"Whisper" Model with the "Gradio" interface for Lithuanian language recognition
In this article discuss how to use the "OpenAI Whisper" model with the "Gradio" library for Lithuanian language transcription. The code will be run in the "Google Colab" environment using the Python programming language, allowing easy testing without complex configuration on a computer.
"Whisper" is a powerful speech recognition model capable of transcribing and translating multiple languages, including Lithuanian. It is highly accurate and fast, making it an excellent choice for automatically transcribing long audio or video recordings.
"Gradio" is a Python programming language library designed for quick and easy interfaces for AI models. By using "Gradio," we can create an intuitive user interface that allows others to try out the "Whisper" model. This library is particularly useful for demonstrating model capabilities, building prototypes, or integrating models into existing projects.
Preparation
First, we need to install the "Whisper" and "Gradio" libraries. This can be done using the pip package installation tool:
!pip install git+https://github.com/openai/whisper.git
!pip install gradio
Next, we import these libraries into our Python environment:
import whisper
import gradio as gr
Loading the Model
The "Whisper" library offers various pre-trained models that differ in size, speed, and accuracy. In this example, we use the "large" model, but you can choose other options: "tiny," "base," "small," or "medium." The larger the model, the more accurate it is.

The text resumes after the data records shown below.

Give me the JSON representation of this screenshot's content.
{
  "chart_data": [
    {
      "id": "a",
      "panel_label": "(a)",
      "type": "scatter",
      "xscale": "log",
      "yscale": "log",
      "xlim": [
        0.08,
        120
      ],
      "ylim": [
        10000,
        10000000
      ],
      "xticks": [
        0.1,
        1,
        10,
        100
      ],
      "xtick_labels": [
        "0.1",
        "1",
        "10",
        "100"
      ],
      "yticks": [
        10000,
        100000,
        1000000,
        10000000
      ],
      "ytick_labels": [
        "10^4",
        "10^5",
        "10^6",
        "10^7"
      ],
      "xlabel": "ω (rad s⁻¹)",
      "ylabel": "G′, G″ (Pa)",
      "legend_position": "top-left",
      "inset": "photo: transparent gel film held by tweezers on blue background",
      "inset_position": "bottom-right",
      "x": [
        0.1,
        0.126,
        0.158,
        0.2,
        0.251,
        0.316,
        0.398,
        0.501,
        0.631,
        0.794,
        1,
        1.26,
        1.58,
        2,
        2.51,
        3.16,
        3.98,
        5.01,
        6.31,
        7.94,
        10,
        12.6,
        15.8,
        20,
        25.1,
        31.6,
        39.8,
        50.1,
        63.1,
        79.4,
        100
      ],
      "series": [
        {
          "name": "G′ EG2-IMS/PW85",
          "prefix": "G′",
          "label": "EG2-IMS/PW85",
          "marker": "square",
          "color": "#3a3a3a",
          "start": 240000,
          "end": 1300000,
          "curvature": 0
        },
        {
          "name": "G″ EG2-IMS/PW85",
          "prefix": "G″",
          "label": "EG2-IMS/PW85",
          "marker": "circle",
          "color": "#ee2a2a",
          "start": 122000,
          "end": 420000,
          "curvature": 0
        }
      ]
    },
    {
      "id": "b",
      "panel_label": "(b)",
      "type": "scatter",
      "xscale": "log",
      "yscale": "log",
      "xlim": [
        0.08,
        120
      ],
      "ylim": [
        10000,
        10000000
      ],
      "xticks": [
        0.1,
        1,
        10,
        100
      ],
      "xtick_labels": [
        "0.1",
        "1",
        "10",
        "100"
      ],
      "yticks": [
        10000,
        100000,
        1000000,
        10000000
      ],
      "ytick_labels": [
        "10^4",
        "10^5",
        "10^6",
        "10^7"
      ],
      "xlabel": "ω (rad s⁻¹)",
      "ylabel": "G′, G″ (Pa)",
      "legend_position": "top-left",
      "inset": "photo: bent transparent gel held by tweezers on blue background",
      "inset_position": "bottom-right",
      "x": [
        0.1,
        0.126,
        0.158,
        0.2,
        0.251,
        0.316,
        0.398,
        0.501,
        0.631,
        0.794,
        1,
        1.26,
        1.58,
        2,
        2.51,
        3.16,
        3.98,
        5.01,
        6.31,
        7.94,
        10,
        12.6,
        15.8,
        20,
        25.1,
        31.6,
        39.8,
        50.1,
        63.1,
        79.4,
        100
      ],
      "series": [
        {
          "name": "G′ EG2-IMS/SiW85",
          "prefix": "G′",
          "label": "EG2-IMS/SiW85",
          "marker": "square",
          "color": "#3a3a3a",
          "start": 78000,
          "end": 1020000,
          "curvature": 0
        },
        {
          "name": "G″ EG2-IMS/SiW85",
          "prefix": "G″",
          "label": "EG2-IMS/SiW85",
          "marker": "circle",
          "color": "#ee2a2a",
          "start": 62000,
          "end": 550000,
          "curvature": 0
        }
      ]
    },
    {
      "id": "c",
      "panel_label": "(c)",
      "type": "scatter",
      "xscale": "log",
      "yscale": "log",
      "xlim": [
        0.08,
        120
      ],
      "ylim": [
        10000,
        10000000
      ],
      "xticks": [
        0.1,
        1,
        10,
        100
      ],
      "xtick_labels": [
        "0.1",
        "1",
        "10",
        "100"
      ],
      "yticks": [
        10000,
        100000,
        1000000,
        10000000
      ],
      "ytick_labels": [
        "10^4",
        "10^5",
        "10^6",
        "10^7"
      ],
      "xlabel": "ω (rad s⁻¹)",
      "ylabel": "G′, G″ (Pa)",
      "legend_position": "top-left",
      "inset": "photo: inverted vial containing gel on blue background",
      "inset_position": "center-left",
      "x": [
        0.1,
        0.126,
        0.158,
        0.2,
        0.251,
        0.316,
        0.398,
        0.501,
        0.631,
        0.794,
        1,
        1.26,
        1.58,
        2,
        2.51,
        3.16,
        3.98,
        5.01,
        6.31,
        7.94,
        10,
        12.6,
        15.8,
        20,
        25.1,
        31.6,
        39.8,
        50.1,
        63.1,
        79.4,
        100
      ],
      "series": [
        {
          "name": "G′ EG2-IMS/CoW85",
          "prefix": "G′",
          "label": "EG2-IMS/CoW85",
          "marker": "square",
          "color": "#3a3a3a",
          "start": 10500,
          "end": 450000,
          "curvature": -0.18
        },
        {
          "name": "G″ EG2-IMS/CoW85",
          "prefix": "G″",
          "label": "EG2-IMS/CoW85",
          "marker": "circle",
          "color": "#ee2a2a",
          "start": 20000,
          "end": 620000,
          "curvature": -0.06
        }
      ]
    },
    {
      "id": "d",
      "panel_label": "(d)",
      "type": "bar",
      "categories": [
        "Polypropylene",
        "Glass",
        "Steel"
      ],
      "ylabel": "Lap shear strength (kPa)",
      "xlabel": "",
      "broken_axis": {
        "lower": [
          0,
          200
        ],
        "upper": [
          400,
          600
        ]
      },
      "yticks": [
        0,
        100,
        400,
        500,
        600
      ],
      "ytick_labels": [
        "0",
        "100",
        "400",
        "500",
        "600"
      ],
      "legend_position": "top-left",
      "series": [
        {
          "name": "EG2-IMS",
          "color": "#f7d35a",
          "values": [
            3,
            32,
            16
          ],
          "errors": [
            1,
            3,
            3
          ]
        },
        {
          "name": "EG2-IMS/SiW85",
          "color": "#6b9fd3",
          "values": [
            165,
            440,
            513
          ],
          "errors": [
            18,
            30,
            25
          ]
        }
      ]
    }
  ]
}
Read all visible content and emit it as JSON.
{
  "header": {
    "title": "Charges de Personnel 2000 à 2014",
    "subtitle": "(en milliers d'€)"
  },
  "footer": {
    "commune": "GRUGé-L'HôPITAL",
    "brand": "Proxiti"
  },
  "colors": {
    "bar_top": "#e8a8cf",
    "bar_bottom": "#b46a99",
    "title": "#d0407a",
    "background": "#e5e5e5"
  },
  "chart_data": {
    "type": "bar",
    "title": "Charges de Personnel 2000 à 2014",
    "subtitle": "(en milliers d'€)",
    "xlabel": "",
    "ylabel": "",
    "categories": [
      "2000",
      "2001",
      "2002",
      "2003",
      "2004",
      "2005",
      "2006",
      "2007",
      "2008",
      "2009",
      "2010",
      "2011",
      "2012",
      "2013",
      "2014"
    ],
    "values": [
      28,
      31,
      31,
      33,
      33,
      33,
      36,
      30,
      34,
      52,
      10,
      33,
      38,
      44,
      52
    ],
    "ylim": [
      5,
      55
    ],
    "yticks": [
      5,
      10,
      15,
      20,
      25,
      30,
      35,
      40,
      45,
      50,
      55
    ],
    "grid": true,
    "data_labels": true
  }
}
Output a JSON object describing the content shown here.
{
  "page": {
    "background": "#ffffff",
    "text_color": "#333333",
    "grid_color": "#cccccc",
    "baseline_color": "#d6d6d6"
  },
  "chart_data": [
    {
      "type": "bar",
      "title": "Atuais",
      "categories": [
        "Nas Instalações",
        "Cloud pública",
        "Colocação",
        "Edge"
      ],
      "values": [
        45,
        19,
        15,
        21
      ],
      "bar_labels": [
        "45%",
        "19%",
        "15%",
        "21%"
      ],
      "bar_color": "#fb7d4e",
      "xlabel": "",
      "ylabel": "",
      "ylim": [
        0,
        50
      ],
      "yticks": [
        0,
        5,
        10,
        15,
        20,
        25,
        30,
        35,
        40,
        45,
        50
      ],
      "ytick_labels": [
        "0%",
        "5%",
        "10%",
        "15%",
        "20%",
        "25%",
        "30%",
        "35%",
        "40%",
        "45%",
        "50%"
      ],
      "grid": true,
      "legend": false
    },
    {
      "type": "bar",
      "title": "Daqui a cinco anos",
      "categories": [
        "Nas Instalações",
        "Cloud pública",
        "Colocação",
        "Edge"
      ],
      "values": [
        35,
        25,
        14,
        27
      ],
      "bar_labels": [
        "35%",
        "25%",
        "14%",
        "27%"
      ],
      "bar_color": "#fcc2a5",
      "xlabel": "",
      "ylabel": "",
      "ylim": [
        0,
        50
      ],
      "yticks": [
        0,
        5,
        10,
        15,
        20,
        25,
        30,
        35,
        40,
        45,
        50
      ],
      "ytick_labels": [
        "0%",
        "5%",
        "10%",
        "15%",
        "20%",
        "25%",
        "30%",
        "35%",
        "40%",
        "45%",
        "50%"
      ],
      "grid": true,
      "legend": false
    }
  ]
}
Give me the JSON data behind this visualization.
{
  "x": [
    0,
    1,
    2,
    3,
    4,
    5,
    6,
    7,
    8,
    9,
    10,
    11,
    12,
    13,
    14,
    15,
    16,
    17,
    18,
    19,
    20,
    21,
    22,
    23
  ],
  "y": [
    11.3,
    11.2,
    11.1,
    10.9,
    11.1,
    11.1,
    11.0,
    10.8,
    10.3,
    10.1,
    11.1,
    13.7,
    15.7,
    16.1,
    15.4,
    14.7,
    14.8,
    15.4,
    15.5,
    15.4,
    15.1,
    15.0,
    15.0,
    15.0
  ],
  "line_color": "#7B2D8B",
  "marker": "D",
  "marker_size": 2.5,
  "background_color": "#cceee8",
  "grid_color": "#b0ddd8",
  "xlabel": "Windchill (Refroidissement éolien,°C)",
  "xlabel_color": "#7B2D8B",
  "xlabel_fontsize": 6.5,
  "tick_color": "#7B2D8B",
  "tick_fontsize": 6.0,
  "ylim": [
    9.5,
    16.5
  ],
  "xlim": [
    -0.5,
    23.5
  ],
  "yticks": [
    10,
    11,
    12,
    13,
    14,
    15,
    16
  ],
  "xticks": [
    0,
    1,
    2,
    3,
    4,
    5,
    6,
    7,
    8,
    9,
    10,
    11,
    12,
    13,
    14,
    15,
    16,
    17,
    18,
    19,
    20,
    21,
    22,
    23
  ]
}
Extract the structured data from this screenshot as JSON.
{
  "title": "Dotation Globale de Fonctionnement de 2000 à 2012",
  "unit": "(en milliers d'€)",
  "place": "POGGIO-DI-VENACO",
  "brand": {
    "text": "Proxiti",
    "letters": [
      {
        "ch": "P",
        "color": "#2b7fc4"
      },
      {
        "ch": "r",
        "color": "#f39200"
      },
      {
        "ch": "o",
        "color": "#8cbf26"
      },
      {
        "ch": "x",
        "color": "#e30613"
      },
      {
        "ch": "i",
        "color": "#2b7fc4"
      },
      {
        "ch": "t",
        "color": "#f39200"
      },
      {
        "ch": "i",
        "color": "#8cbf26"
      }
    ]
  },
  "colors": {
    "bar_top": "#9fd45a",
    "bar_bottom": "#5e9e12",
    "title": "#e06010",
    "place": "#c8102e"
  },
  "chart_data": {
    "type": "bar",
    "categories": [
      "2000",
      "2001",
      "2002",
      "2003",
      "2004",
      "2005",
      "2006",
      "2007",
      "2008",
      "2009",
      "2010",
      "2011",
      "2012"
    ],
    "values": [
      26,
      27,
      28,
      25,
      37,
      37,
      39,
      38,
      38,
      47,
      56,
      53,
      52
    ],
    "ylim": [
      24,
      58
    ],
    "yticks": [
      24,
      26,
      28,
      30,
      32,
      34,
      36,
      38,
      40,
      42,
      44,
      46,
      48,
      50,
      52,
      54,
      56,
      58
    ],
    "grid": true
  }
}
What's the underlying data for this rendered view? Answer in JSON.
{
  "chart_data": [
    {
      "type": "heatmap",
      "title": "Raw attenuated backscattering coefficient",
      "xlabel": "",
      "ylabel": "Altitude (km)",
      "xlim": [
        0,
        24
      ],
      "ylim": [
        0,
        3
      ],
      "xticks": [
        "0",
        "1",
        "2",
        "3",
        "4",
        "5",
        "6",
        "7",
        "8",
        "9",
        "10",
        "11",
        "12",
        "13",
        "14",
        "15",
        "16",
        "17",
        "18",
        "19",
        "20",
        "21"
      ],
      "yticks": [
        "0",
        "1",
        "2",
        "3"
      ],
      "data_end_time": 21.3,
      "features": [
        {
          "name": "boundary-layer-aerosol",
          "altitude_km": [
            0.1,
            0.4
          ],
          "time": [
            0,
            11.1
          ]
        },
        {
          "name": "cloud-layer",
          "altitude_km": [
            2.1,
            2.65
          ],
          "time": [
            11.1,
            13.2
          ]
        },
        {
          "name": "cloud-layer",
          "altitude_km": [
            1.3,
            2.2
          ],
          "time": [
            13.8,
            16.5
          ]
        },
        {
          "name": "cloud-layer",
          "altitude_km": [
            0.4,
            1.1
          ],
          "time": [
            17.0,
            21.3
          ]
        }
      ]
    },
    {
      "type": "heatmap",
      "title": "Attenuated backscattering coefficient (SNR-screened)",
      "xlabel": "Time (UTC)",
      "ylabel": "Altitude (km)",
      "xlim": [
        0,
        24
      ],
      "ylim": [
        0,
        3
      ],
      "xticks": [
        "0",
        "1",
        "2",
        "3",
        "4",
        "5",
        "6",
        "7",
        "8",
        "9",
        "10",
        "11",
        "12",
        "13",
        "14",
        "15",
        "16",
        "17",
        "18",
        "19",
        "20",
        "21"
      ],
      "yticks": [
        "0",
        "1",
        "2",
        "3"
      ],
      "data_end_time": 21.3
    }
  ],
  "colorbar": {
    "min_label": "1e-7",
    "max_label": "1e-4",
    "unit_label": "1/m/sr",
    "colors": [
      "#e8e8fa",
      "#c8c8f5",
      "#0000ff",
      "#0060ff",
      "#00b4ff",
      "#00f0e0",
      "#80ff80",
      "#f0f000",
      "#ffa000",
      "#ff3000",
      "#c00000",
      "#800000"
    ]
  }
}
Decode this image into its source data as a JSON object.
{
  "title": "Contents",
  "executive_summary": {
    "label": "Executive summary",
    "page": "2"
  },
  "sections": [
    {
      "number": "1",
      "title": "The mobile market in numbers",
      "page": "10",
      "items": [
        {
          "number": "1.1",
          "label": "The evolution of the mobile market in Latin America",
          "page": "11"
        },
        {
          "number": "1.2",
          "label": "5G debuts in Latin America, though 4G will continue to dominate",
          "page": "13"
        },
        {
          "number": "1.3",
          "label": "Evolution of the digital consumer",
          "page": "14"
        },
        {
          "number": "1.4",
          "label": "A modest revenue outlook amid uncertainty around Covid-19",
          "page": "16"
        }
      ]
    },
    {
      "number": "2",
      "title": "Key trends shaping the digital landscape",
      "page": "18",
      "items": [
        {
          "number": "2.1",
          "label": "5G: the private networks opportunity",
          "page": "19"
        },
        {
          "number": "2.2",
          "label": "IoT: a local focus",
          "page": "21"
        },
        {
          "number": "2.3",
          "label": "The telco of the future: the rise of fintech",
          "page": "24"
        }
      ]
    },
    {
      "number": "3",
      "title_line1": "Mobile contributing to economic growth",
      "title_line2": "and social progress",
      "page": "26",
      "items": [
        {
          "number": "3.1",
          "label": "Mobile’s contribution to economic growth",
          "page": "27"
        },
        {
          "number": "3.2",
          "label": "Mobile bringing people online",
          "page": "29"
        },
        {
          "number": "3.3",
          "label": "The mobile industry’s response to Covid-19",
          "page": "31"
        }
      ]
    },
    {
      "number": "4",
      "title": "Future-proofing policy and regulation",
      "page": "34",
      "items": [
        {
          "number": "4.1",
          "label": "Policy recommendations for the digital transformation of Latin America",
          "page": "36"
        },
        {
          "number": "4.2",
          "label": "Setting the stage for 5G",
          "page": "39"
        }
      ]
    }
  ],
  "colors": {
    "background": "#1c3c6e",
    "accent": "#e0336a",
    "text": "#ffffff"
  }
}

model = whisper.load_model("large")
Transcription Function
Let's create a function that will use the "Whisper" model to transcribe the given audio recording:
def transcribe(audio):
result = model.transcribe(audio)
return result["text"]
Gradio Interface
Using the "Gradio" library, let’s create a simple user interface that allows audio recording using a microphone or uploading an audio file to obtain its transcription:
iface = gr.Interface(
fn=transcribe,
inputs=gr.Audio(type="filepath"),
outputs="text",
title="Whisper Transcription",
description="Use your microphone for speech transcription with the OpenAI Whisper model."
)
iface.launch()
This interface will have audio input and return a text result. After calling the launch()
method, the "Gradio" interface will be accessible in the browser and available at a generated unique URL.